Cette absence de communications officielles a ouvert la voie à de nouvelles théories du complot, et d'aucuns estiment que le gouvernement en sait plus qu’il ne le laisse entendre. Bien que rien ne prouve que ce soit bel et bien le cas ici, il est vrai que l’histoire du gouvernement fédéral américain est jonchée de divers programmes volontairement cachés au public.

Des aviateurs font la démonstration d'un radar fixé à un ballon-sonde à la base aérienne de ...

Des aviateurs font la démonstration d'un radar fixé à un ballon-sonde à la base aérienne de Fort Worth, cinq jours après l'incident qui a donné lieu à l'affaire de Roswell.

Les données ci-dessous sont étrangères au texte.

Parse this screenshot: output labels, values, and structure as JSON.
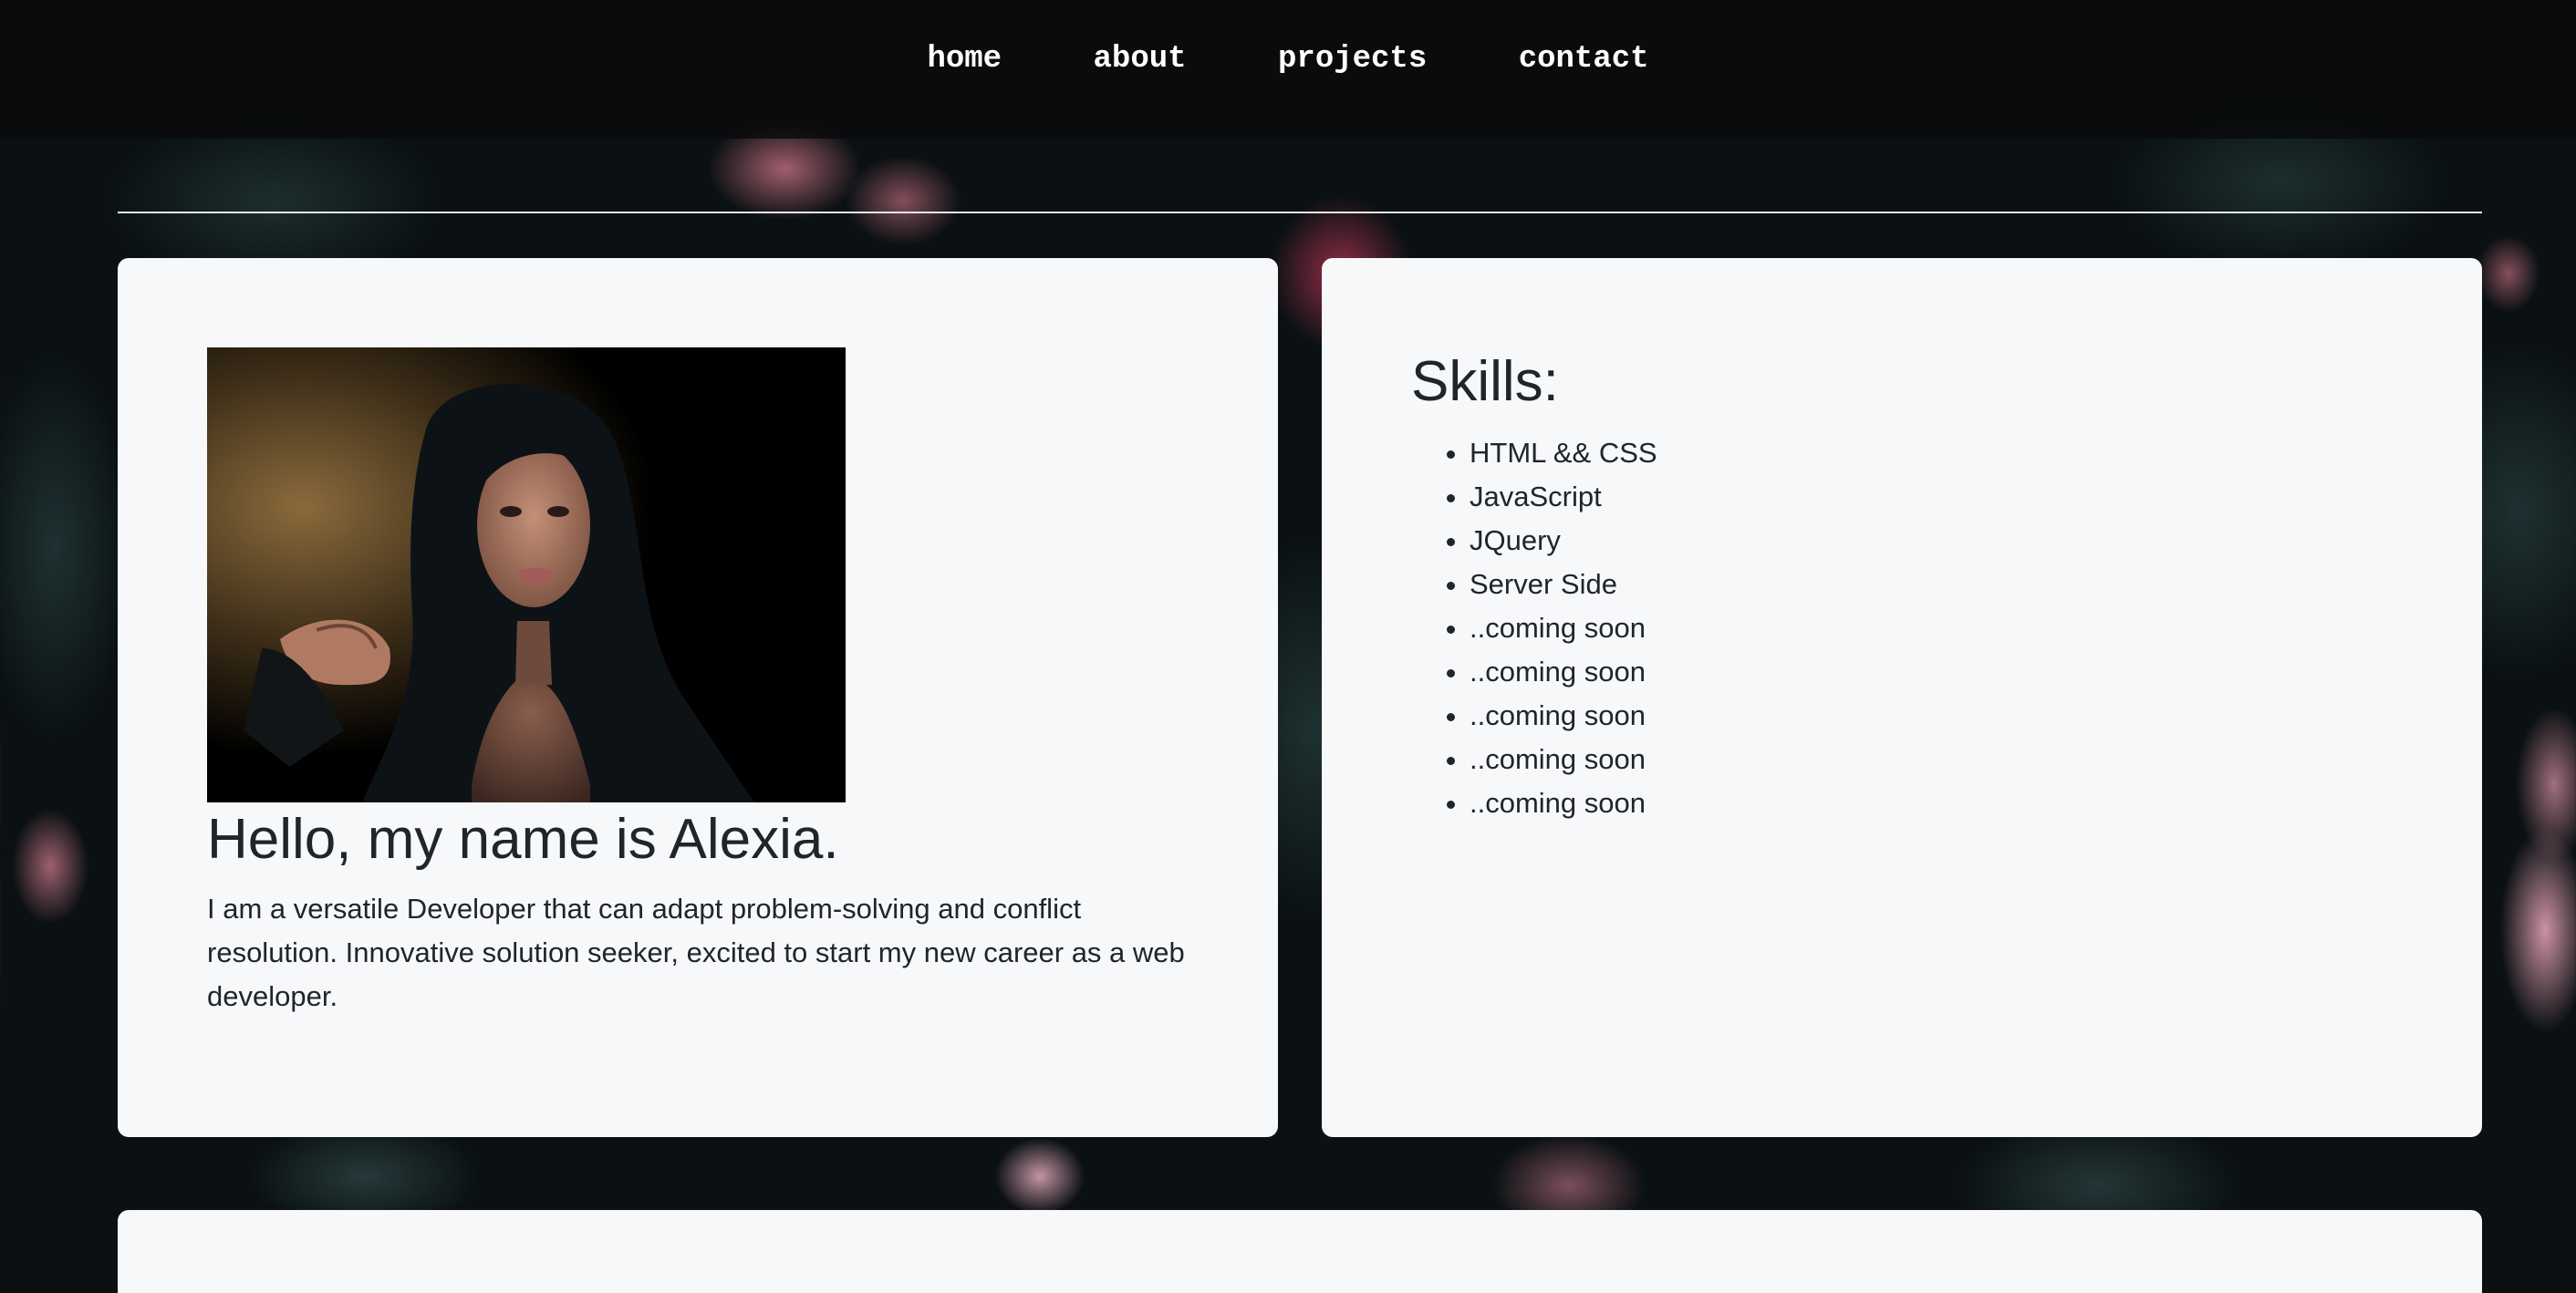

PHOTOGRAPHIE DE Fort Worth Star-Telegram Photograph Collection, Special Collections, The University of Texas at Arlington Library, Arlington, TEXAS

« C’est l’obstruction, la dissimulation et la malhonnêteté pure et simple du gouvernement qui, plus que tout autre facteur, a engendré la suspicion et encouragé le développement de théories du complot », écrit l’historien Matthew Connelly dans son ouvrage The Declassification Engine: What History Reveals About America’s Top Secrets

Voici cinq exemples de moments de l’histoire américaine durant lesquels le gouvernement a dû officiellement admettre l’existence de programmes et d’incidents qu’il avait initialement gardés secrets.

 

DES EXPÉRIENCES MENÉES SUR LES HUMAINS

En 1945, l’année même où il a largué deux bombes atomiques sur le Japon, le gouvernement américain souhaitait découvrir quels étaient les effets des radiations sur le corps humain. Pour ce faire, des scientifiques ont administré des doses de plutonium, un élément chimique radioactif, à dix-huit personnes pendant deux ans. Les sujets étudiés étaient des citoyens américains atteints d’une maladie en phase terminale, mais aussi des enfants et des personnes sans domicile fixe.

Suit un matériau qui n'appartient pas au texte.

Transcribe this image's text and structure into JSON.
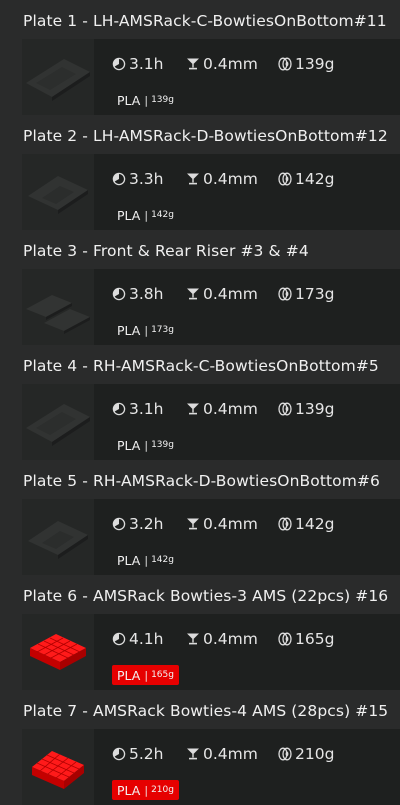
{
  "plates": [
    {
      "title": "Plate 1 - LH-AMSRack-C-BowtiesOnBottom#11",
      "time": "3.1h",
      "layer": "0.4mm",
      "weight": "139g",
      "filament": {
        "type": "PLA",
        "weight": "139g",
        "highlight": false
      },
      "thumb": "grey"
    },
    {
      "title": "Plate 2 - LH-AMSRack-D-BowtiesOnBottom#12",
      "time": "3.3h",
      "layer": "0.4mm",
      "weight": "142g",
      "filament": {
        "type": "PLA",
        "weight": "142g",
        "highlight": false
      },
      "thumb": "grey"
    },
    {
      "title": "Plate 3 - Front & Rear Riser #3 & #4",
      "time": "3.8h",
      "layer": "0.4mm",
      "weight": "173g",
      "filament": {
        "type": "PLA",
        "weight": "173g",
        "highlight": false
      },
      "thumb": "grey"
    },
    {
      "title": "Plate 4 - RH-AMSRack-C-BowtiesOnBottom#5",
      "time": "3.1h",
      "layer": "0.4mm",
      "weight": "139g",
      "filament": {
        "type": "PLA",
        "weight": "139g",
        "highlight": false
      },
      "thumb": "grey"
    },
    {
      "title": "Plate 5 - RH-AMSRack-D-BowtiesOnBottom#6",
      "time": "3.2h",
      "layer": "0.4mm",
      "weight": "142g",
      "filament": {
        "type": "PLA",
        "weight": "142g",
        "highlight": false
      },
      "thumb": "grey"
    },
    {
      "title": "Plate 6 - AMSRack Bowties-3 AMS (22pcs) #16",
      "time": "4.1h",
      "layer": "0.4mm",
      "weight": "165g",
      "filament": {
        "type": "PLA",
        "weight": "165g",
        "highlight": true
      },
      "thumb": "red"
    },
    {
      "title": "Plate 7 - AMSRack Bowties-4 AMS (28pcs) #15",
      "time": "5.2h",
      "layer": "0.4mm",
      "weight": "210g",
      "filament": {
        "type": "PLA",
        "weight": "210g",
        "highlight": true
      },
      "thumb": "red"
    }
  ],
  "icons": {
    "time": "clock-icon",
    "layer": "layer-height-icon",
    "weight": "filament-spool-icon"
  },
  "colors": {
    "background": "#2a2b2b",
    "card": "#1e201f",
    "highlight": "#e60000"
  }
}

Ebb Cade, un ouvrier du bâtiment afro-américain du Tennessee, était l’un d’entre eux. Transporté à l’hôpital après s’être cassé un bras et une jambe lors d’un accident de voiture en mars 1945, l’homme a été pris en charge par des médecins qui ont laissé ses fractures sans traitement pendant plusieurs semaines afin de pouvoir lui administrer du plutonium et observer comment la substance affecterait ses os. Il est décédé huit ans plus tard.

Dans les années qui ont suivi, d’autres expériences ont été menées, notamment sur des personnes incarcérées, des personnes âgées et des militaires qui, comme Cade, ont tous été exposés à des radiations sans leur consentement.

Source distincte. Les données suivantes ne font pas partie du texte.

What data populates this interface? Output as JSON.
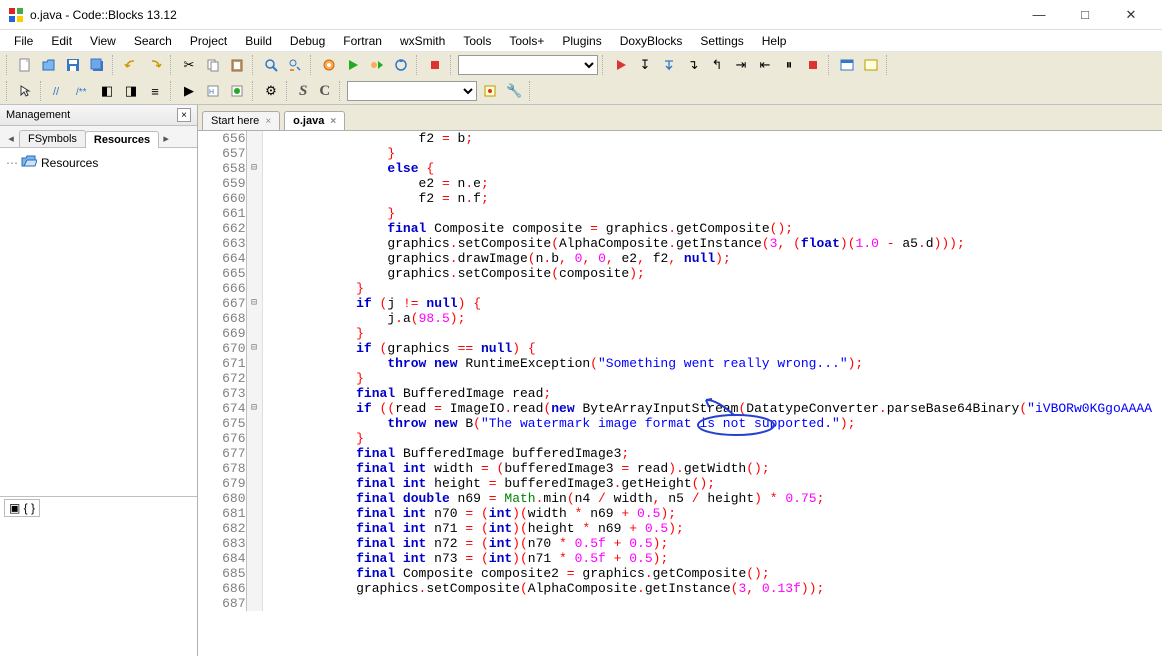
{
  "title": "o.java - Code::Blocks 13.12",
  "menu": [
    "File",
    "Edit",
    "View",
    "Search",
    "Project",
    "Build",
    "Debug",
    "Fortran",
    "wxSmith",
    "Tools",
    "Tools+",
    "Plugins",
    "DoxyBlocks",
    "Settings",
    "Help"
  ],
  "sidebar": {
    "panel_title": "Management",
    "tabs": [
      "FSymbols",
      "Resources"
    ],
    "active_tab": 1,
    "tree_root": "Resources",
    "lower": "{ }"
  },
  "editor": {
    "tabs": [
      {
        "label": "Start here",
        "active": false
      },
      {
        "label": "o.java",
        "active": true
      }
    ],
    "lines": [
      {
        "n": 656,
        "fold": "",
        "indent": 20,
        "tokens": [
          [
            "ident",
            "f2 "
          ],
          [
            "pun",
            "="
          ],
          [
            "ident",
            " b"
          ],
          [
            "pun",
            ";"
          ]
        ]
      },
      {
        "n": 657,
        "fold": "",
        "indent": 16,
        "tokens": [
          [
            "pun",
            "}"
          ]
        ]
      },
      {
        "n": 658,
        "fold": "⊟",
        "indent": 16,
        "tokens": [
          [
            "kw",
            "else"
          ],
          [
            "ident",
            " "
          ],
          [
            "pun",
            "{"
          ]
        ]
      },
      {
        "n": 659,
        "fold": "",
        "indent": 20,
        "tokens": [
          [
            "ident",
            "e2 "
          ],
          [
            "pun",
            "="
          ],
          [
            "ident",
            " n"
          ],
          [
            "pun",
            "."
          ],
          [
            "ident",
            "e"
          ],
          [
            "pun",
            ";"
          ]
        ]
      },
      {
        "n": 660,
        "fold": "",
        "indent": 20,
        "tokens": [
          [
            "ident",
            "f2 "
          ],
          [
            "pun",
            "="
          ],
          [
            "ident",
            " n"
          ],
          [
            "pun",
            "."
          ],
          [
            "ident",
            "f"
          ],
          [
            "pun",
            ";"
          ]
        ]
      },
      {
        "n": 661,
        "fold": "",
        "indent": 16,
        "tokens": [
          [
            "pun",
            "}"
          ]
        ]
      },
      {
        "n": 662,
        "fold": "",
        "indent": 16,
        "tokens": [
          [
            "kw",
            "final"
          ],
          [
            "ident",
            " Composite composite "
          ],
          [
            "pun",
            "="
          ],
          [
            "ident",
            " graphics"
          ],
          [
            "pun",
            "."
          ],
          [
            "ident",
            "getComposite"
          ],
          [
            "pun",
            "();"
          ]
        ]
      },
      {
        "n": 663,
        "fold": "",
        "indent": 16,
        "tokens": [
          [
            "ident",
            "graphics"
          ],
          [
            "pun",
            "."
          ],
          [
            "ident",
            "setComposite"
          ],
          [
            "pun",
            "("
          ],
          [
            "ident",
            "AlphaComposite"
          ],
          [
            "pun",
            "."
          ],
          [
            "ident",
            "getInstance"
          ],
          [
            "pun",
            "("
          ],
          [
            "num",
            "3"
          ],
          [
            "pun",
            ", ("
          ],
          [
            "kw",
            "float"
          ],
          [
            "pun",
            ")("
          ],
          [
            "num",
            "1.0"
          ],
          [
            "ident",
            " "
          ],
          [
            "pun",
            "-"
          ],
          [
            "ident",
            " a5"
          ],
          [
            "pun",
            "."
          ],
          [
            "ident",
            "d"
          ],
          [
            "pun",
            ")));"
          ]
        ]
      },
      {
        "n": 664,
        "fold": "",
        "indent": 16,
        "tokens": [
          [
            "ident",
            "graphics"
          ],
          [
            "pun",
            "."
          ],
          [
            "ident",
            "drawImage"
          ],
          [
            "pun",
            "("
          ],
          [
            "ident",
            "n"
          ],
          [
            "pun",
            "."
          ],
          [
            "ident",
            "b"
          ],
          [
            "pun",
            ", "
          ],
          [
            "num",
            "0"
          ],
          [
            "pun",
            ", "
          ],
          [
            "num",
            "0"
          ],
          [
            "pun",
            ", "
          ],
          [
            "ident",
            "e2"
          ],
          [
            "pun",
            ", "
          ],
          [
            "ident",
            "f2"
          ],
          [
            "pun",
            ", "
          ],
          [
            "kw",
            "null"
          ],
          [
            "pun",
            ");"
          ]
        ]
      },
      {
        "n": 665,
        "fold": "",
        "indent": 16,
        "tokens": [
          [
            "ident",
            "graphics"
          ],
          [
            "pun",
            "."
          ],
          [
            "ident",
            "setComposite"
          ],
          [
            "pun",
            "("
          ],
          [
            "ident",
            "composite"
          ],
          [
            "pun",
            ");"
          ]
        ]
      },
      {
        "n": 666,
        "fold": "",
        "indent": 12,
        "tokens": [
          [
            "pun",
            "}"
          ]
        ]
      },
      {
        "n": 667,
        "fold": "⊟",
        "indent": 12,
        "tokens": [
          [
            "kw",
            "if"
          ],
          [
            "ident",
            " "
          ],
          [
            "pun",
            "("
          ],
          [
            "ident",
            "j "
          ],
          [
            "pun",
            "!="
          ],
          [
            "ident",
            " "
          ],
          [
            "kw",
            "null"
          ],
          [
            "pun",
            ") {"
          ]
        ]
      },
      {
        "n": 668,
        "fold": "",
        "indent": 16,
        "tokens": [
          [
            "ident",
            "j"
          ],
          [
            "pun",
            "."
          ],
          [
            "ident",
            "a"
          ],
          [
            "pun",
            "("
          ],
          [
            "num",
            "98.5"
          ],
          [
            "pun",
            ");"
          ]
        ]
      },
      {
        "n": 669,
        "fold": "",
        "indent": 12,
        "tokens": [
          [
            "pun",
            "}"
          ]
        ]
      },
      {
        "n": 670,
        "fold": "⊟",
        "indent": 12,
        "tokens": [
          [
            "kw",
            "if"
          ],
          [
            "ident",
            " "
          ],
          [
            "pun",
            "("
          ],
          [
            "ident",
            "graphics "
          ],
          [
            "pun",
            "=="
          ],
          [
            "ident",
            " "
          ],
          [
            "kw",
            "null"
          ],
          [
            "pun",
            ") {"
          ]
        ]
      },
      {
        "n": 671,
        "fold": "",
        "indent": 16,
        "tokens": [
          [
            "kw",
            "throw new"
          ],
          [
            "ident",
            " RuntimeException"
          ],
          [
            "pun",
            "("
          ],
          [
            "str",
            "\"Something went really wrong...\""
          ],
          [
            "pun",
            ");"
          ]
        ]
      },
      {
        "n": 672,
        "fold": "",
        "indent": 12,
        "tokens": [
          [
            "pun",
            "}"
          ]
        ]
      },
      {
        "n": 673,
        "fold": "",
        "indent": 12,
        "tokens": [
          [
            "kw",
            "final"
          ],
          [
            "ident",
            " BufferedImage read"
          ],
          [
            "pun",
            ";"
          ]
        ]
      },
      {
        "n": 674,
        "fold": "⊟",
        "indent": 12,
        "tokens": [
          [
            "kw",
            "if"
          ],
          [
            "ident",
            " "
          ],
          [
            "pun",
            "(("
          ],
          [
            "ident",
            "read "
          ],
          [
            "pun",
            "="
          ],
          [
            "ident",
            " ImageIO"
          ],
          [
            "pun",
            "."
          ],
          [
            "ident",
            "read"
          ],
          [
            "pun",
            "("
          ],
          [
            "kw",
            "new"
          ],
          [
            "ident",
            " ByteArrayInputStream"
          ],
          [
            "pun",
            "("
          ],
          [
            "ident",
            "DatatypeConverter"
          ],
          [
            "pun",
            "."
          ],
          [
            "ident",
            "parseBase64Binary"
          ],
          [
            "pun",
            "("
          ],
          [
            "str",
            "\"iVBORw0KGgoAAAA"
          ]
        ]
      },
      {
        "n": 675,
        "fold": "",
        "indent": 16,
        "tokens": [
          [
            "kw",
            "throw new"
          ],
          [
            "ident",
            " B"
          ],
          [
            "pun",
            "("
          ],
          [
            "str",
            "\"The watermark image format is not supported.\""
          ],
          [
            "pun",
            ");"
          ]
        ]
      },
      {
        "n": 676,
        "fold": "",
        "indent": 12,
        "tokens": [
          [
            "pun",
            "}"
          ]
        ]
      },
      {
        "n": 677,
        "fold": "",
        "indent": 12,
        "tokens": [
          [
            "kw",
            "final"
          ],
          [
            "ident",
            " BufferedImage bufferedImage3"
          ],
          [
            "pun",
            ";"
          ]
        ]
      },
      {
        "n": 678,
        "fold": "",
        "indent": 12,
        "tokens": [
          [
            "kw",
            "final int"
          ],
          [
            "ident",
            " width "
          ],
          [
            "pun",
            "= ("
          ],
          [
            "ident",
            "bufferedImage3 "
          ],
          [
            "pun",
            "="
          ],
          [
            "ident",
            " read"
          ],
          [
            "pun",
            ")."
          ],
          [
            "ident",
            "getWidth"
          ],
          [
            "pun",
            "();"
          ]
        ]
      },
      {
        "n": 679,
        "fold": "",
        "indent": 12,
        "tokens": [
          [
            "kw",
            "final int"
          ],
          [
            "ident",
            " height "
          ],
          [
            "pun",
            "="
          ],
          [
            "ident",
            " bufferedImage3"
          ],
          [
            "pun",
            "."
          ],
          [
            "ident",
            "getHeight"
          ],
          [
            "pun",
            "();"
          ]
        ]
      },
      {
        "n": 680,
        "fold": "",
        "indent": 12,
        "tokens": [
          [
            "kw",
            "final double"
          ],
          [
            "ident",
            " n69 "
          ],
          [
            "pun",
            "="
          ],
          [
            "ident",
            " "
          ],
          [
            "grn",
            "Math"
          ],
          [
            "pun",
            "."
          ],
          [
            "ident",
            "min"
          ],
          [
            "pun",
            "("
          ],
          [
            "ident",
            "n4 "
          ],
          [
            "pun",
            "/"
          ],
          [
            "ident",
            " width"
          ],
          [
            "pun",
            ","
          ],
          [
            "ident",
            " n5 "
          ],
          [
            "pun",
            "/"
          ],
          [
            "ident",
            " height"
          ],
          [
            "pun",
            ") * "
          ],
          [
            "num",
            "0.75"
          ],
          [
            "pun",
            ";"
          ]
        ]
      },
      {
        "n": 681,
        "fold": "",
        "indent": 12,
        "tokens": [
          [
            "kw",
            "final int"
          ],
          [
            "ident",
            " n70 "
          ],
          [
            "pun",
            "= ("
          ],
          [
            "kw",
            "int"
          ],
          [
            "pun",
            ")("
          ],
          [
            "ident",
            "width "
          ],
          [
            "pun",
            "*"
          ],
          [
            "ident",
            " n69 "
          ],
          [
            "pun",
            "+ "
          ],
          [
            "num",
            "0.5"
          ],
          [
            "pun",
            ");"
          ]
        ]
      },
      {
        "n": 682,
        "fold": "",
        "indent": 12,
        "tokens": [
          [
            "kw",
            "final int"
          ],
          [
            "ident",
            " n71 "
          ],
          [
            "pun",
            "= ("
          ],
          [
            "kw",
            "int"
          ],
          [
            "pun",
            ")("
          ],
          [
            "ident",
            "height "
          ],
          [
            "pun",
            "*"
          ],
          [
            "ident",
            " n69 "
          ],
          [
            "pun",
            "+ "
          ],
          [
            "num",
            "0.5"
          ],
          [
            "pun",
            ");"
          ]
        ]
      },
      {
        "n": 683,
        "fold": "",
        "indent": 12,
        "tokens": [
          [
            "kw",
            "final int"
          ],
          [
            "ident",
            " n72 "
          ],
          [
            "pun",
            "= ("
          ],
          [
            "kw",
            "int"
          ],
          [
            "pun",
            ")("
          ],
          [
            "ident",
            "n70 "
          ],
          [
            "pun",
            "* "
          ],
          [
            "num",
            "0.5f"
          ],
          [
            "pun",
            " + "
          ],
          [
            "num",
            "0.5"
          ],
          [
            "pun",
            ");"
          ]
        ]
      },
      {
        "n": 684,
        "fold": "",
        "indent": 12,
        "tokens": [
          [
            "kw",
            "final int"
          ],
          [
            "ident",
            " n73 "
          ],
          [
            "pun",
            "= ("
          ],
          [
            "kw",
            "int"
          ],
          [
            "pun",
            ")("
          ],
          [
            "ident",
            "n71 "
          ],
          [
            "pun",
            "* "
          ],
          [
            "num",
            "0.5f"
          ],
          [
            "pun",
            " + "
          ],
          [
            "num",
            "0.5"
          ],
          [
            "pun",
            ");"
          ]
        ]
      },
      {
        "n": 685,
        "fold": "",
        "indent": 12,
        "tokens": [
          [
            "kw",
            "final"
          ],
          [
            "ident",
            " Composite composite2 "
          ],
          [
            "pun",
            "="
          ],
          [
            "ident",
            " graphics"
          ],
          [
            "pun",
            "."
          ],
          [
            "ident",
            "getComposite"
          ],
          [
            "pun",
            "();"
          ]
        ]
      },
      {
        "n": 686,
        "fold": "",
        "indent": 12,
        "tokens": [
          [
            "ident",
            "graphics"
          ],
          [
            "pun",
            "."
          ],
          [
            "ident",
            "setComposite"
          ],
          [
            "pun",
            "("
          ],
          [
            "ident",
            "AlphaComposite"
          ],
          [
            "pun",
            "."
          ],
          [
            "ident",
            "getInstance"
          ],
          [
            "pun",
            "("
          ],
          [
            "num",
            "3"
          ],
          [
            "pun",
            ", "
          ],
          [
            "num",
            "0.13f"
          ],
          [
            "pun",
            "));"
          ]
        ]
      },
      {
        "n": 687,
        "fold": "",
        "indent": 12,
        "tokens": [
          [
            "ident",
            " "
          ]
        ]
      }
    ]
  }
}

En avril 1947, en réponse aux expériences inhumaines perpétrées par les nazis sur des déportés pendant la Seconde Guerre mondiale, une liste de principes fondamentaux, connue sous le nom de « code de Nuremberg », a été établie afin d’encadrer les expérimentations médicales menées sur des êtres humains. Comprenant, selon les mots de Connelly, qu’ils pourraient un jour « avoir à répondre de leurs actes », les responsables américains impliqués dans les expériences relatives aux radiations ont pris des mesures pour les classer secrètes.

Les détails de ces expériences sont ainsi restés cachés pendant des décennies. Ce n’est qu’en 1994, lorsque le département de l’Énergie des États-Unis a ouvert une enquête sur les expériences menées entre 1944 et 1974, qu’elles ont enfin été révélées au grand jour.

 

L’AFFAIRE DE ROSWELL : UN « DISQUE VOLANT » OU UN BALLON-SONDE ?

Au beau milieu de l’été 1947, toute l’attention des Américains s’est tournée vers la ville de Roswell, au Nouveau-Mexique, après que le propriétaire d’un ranch local a découvert de mystérieux débris, composés notamment de morceaux de papier d’aluminium et de caoutchouc, éparpillés sur sa propriété.

Très vite, les débris se sont retrouvés entre les mains du Roswell Army Air Field (RAAF), un aérodrome militaire situé à proximité, qui a envoyé des agents sur place pour enquêter. Le 8 juillet, le RAAF a publié un premier communiqué annonçant être en possession d’un « disque volant »… avant de faire très rapidement marche arrière. Selon le rectificatif, il s’agissait finalement d’un ballon-sonde, un instrument utilisé dans le domaine de la météorologie, et non pas d’un disque volant.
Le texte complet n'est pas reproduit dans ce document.